Frankreichs Grüne sprechen von "Provokation"
In der Nationalversammlung stehen sich Macrons Liberale, das linke Lager und die Rechtsnationalen um Marine Le Pen als drei große Blöcke gegenüber. Keiner von ihnen verfügt über eine eigene Mehrheit. Das Regieren in lagerübergreifenden Koalitionen ist Frankreich nicht gewohnt. Macron ignorierte erneut Forderungen des links-grünen Lagers, das bei der Parlamentswahl 2024 als Wahlbündnis auf Platz eins gelandet war, jemanden aus ihren Reihen zum Regierungschef zu ernennen. Sozialistenchef Olivier Faure hatte sich vergeblich für den Posten angeboten.
Die rechtspopulistische Fraktionschefin Marine Le Pen warf Macron vor, seine "letzte Patrone" abzufeuern. Sie gehe davon aus, dass es Neuwahlen gebe und der Premierminister anschließen der rechtspopulistische Parteichef Jordan Bardella sein werde. Grünen-Chefin Marine Tondelier nannte die Ernennung eines weiteren Premierministers aus dem Regierungslager eine "Provokation".

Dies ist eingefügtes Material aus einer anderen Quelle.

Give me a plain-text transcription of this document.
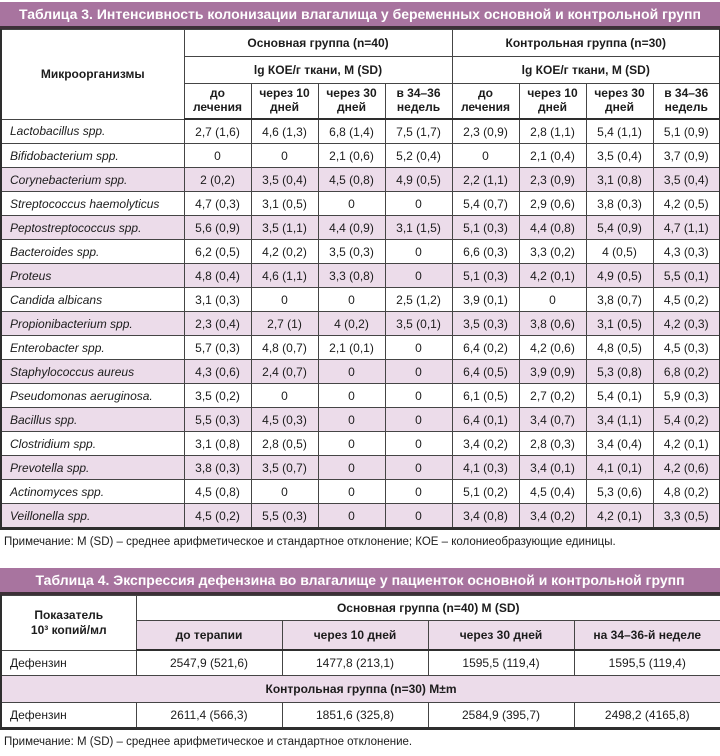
Таблица 3. Интенсивность колонизации влагалища у беременных основной и контрольной групп
Микроорганизмы	Основная группа (n=40)				Контрольная группа (n=30)			
	lg КОЕ/г ткани, M (SD)				lg КОЕ/г ткани, M (SD)			
	до лечения	через 10 дней	через 30 дней	в 34–36 недель	до лечения	через 10 дней	через 30 дней	в 34–36 недель
Lactobacillus spp.	2,7 (1,6)	4,6 (1,3)	6,8 (1,4)	7,5 (1,7)	2,3 (0,9)	2,8 (1,1)	5,4 (1,1)	5,1 (0,9)
Bifidobacterium spp.	0	0	2,1 (0,6)	5,2 (0,4)	0	2,1 (0,4)	3,5 (0,4)	3,7 (0,9)
Corynebacterium spp.	2 (0,2)	3,5 (0,4)	4,5 (0,8)	4,9 (0,5)	2,2 (1,1)	2,3 (0,9)	3,1 (0,8)	3,5 (0,4)
Streptococcus haemolyticus	4,7 (0,3)	3,1 (0,5)	0	0	5,4 (0,7)	2,9 (0,6)	3,8 (0,3)	4,2 (0,5)
Peptostreptococcus spp.	5,6 (0,9)	3,5 (1,1)	4,4 (0,9)	3,1 (1,5)	5,1 (0,3)	4,4 (0,8)	5,4 (0,9)	4,7 (1,1)
Bacteroides spp.	6,2 (0,5)	4,2 (0,2)	3,5 (0,3)	0	6,6 (0,3)	3,3 (0,2)	4 (0,5)	4,3 (0,3)
Proteus	4,8 (0,4)	4,6 (1,1)	3,3 (0,8)	0	5,1 (0,3)	4,2 (0,1)	4,9 (0,5)	5,5 (0,1)
Candida albicans	3,1 (0,3)	0	0	2,5 (1,2)	3,9 (0,1)	0	3,8 (0,7)	4,5 (0,2)
Propionibacterium spp.	2,3 (0,4)	2,7 (1)	4 (0,2)	3,5 (0,1)	3,5 (0,3)	3,8 (0,6)	3,1 (0,5)	4,2 (0,3)
Enterobacter spp.	5,7 (0,3)	4,8 (0,7)	2,1 (0,1)	0	6,4 (0,2)	4,2 (0,6)	4,8 (0,5)	4,5 (0,3)
Staphylococcus aureus	4,3 (0,6)	2,4 (0,7)	0	0	6,4 (0,5)	3,9 (0,9)	5,3 (0,8)	6,8 (0,2)
Pseudomonas aeruginosa.	3,5 (0,2)	0	0	0	6,1 (0,5)	2,7 (0,2)	5,4 (0,1)	5,9 (0,3)
Bacillus spp.	5,5 (0,3)	4,5 (0,3)	0	0	6,4 (0,1)	3,4 (0,7)	3,4 (1,1)	5,4 (0,2)
Clostridium spp.	3,1 (0,8)	2,8 (0,5)	0	0	3,4 (0,2)	2,8 (0,3)	3,4 (0,4)	4,2 (0,1)
Prevotella spp.	3,8 (0,3)	3,5 (0,7)	0	0	4,1 (0,3)	3,4 (0,1)	4,1 (0,1)	4,2 (0,6)
Actinomyces spp.	4,5 (0,8)	0	0	0	5,1 (0,2)	4,5 (0,4)	5,3 (0,6)	4,8 (0,2)
Veillonella spp.	4,5 (0,2)	5,5 (0,3)	0	0	3,4 (0,8)	3,4 (0,2)	4,2 (0,1)	3,3 (0,5)
Примечание: M (SD) – среднее арифметическое и стандартное отклонение; КОЕ – колониеобразующие единицы.
Таблица 4. Экспрессия дефензина во влагалище у пациенток основной и контрольной групп
Показатель
10³ копий/мл	Основная группа (n=40) M (SD)			
	до терапии	через 10 дней	через 30 дней	на 34–36-й неделе
Дефензин	2547,9 (521,6)	1477,8 (213,1)	1595,5 (119,4)	1595,5 (119,4)
Контрольная группа (n=30) M±m				
Дефензин	2611,4 (566,3)	1851,6 (325,8)	2584,9 (395,7)	2498,2 (4165,8)
Примечание: M (SD) – среднее арифметическое и стандартное отклонение.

Der neue Premier Lecornu ist ein enger Wegbegleiter Macrons, der sich mit der Organisation landesweiter Debatten zur Beilegung der Gelbwesten-Proteste 2019 einen Namen gemacht hatte. Diese Erfahrung könnte ihm bei den bevorstehenden Protesten gegen die Regierung nützlich sein.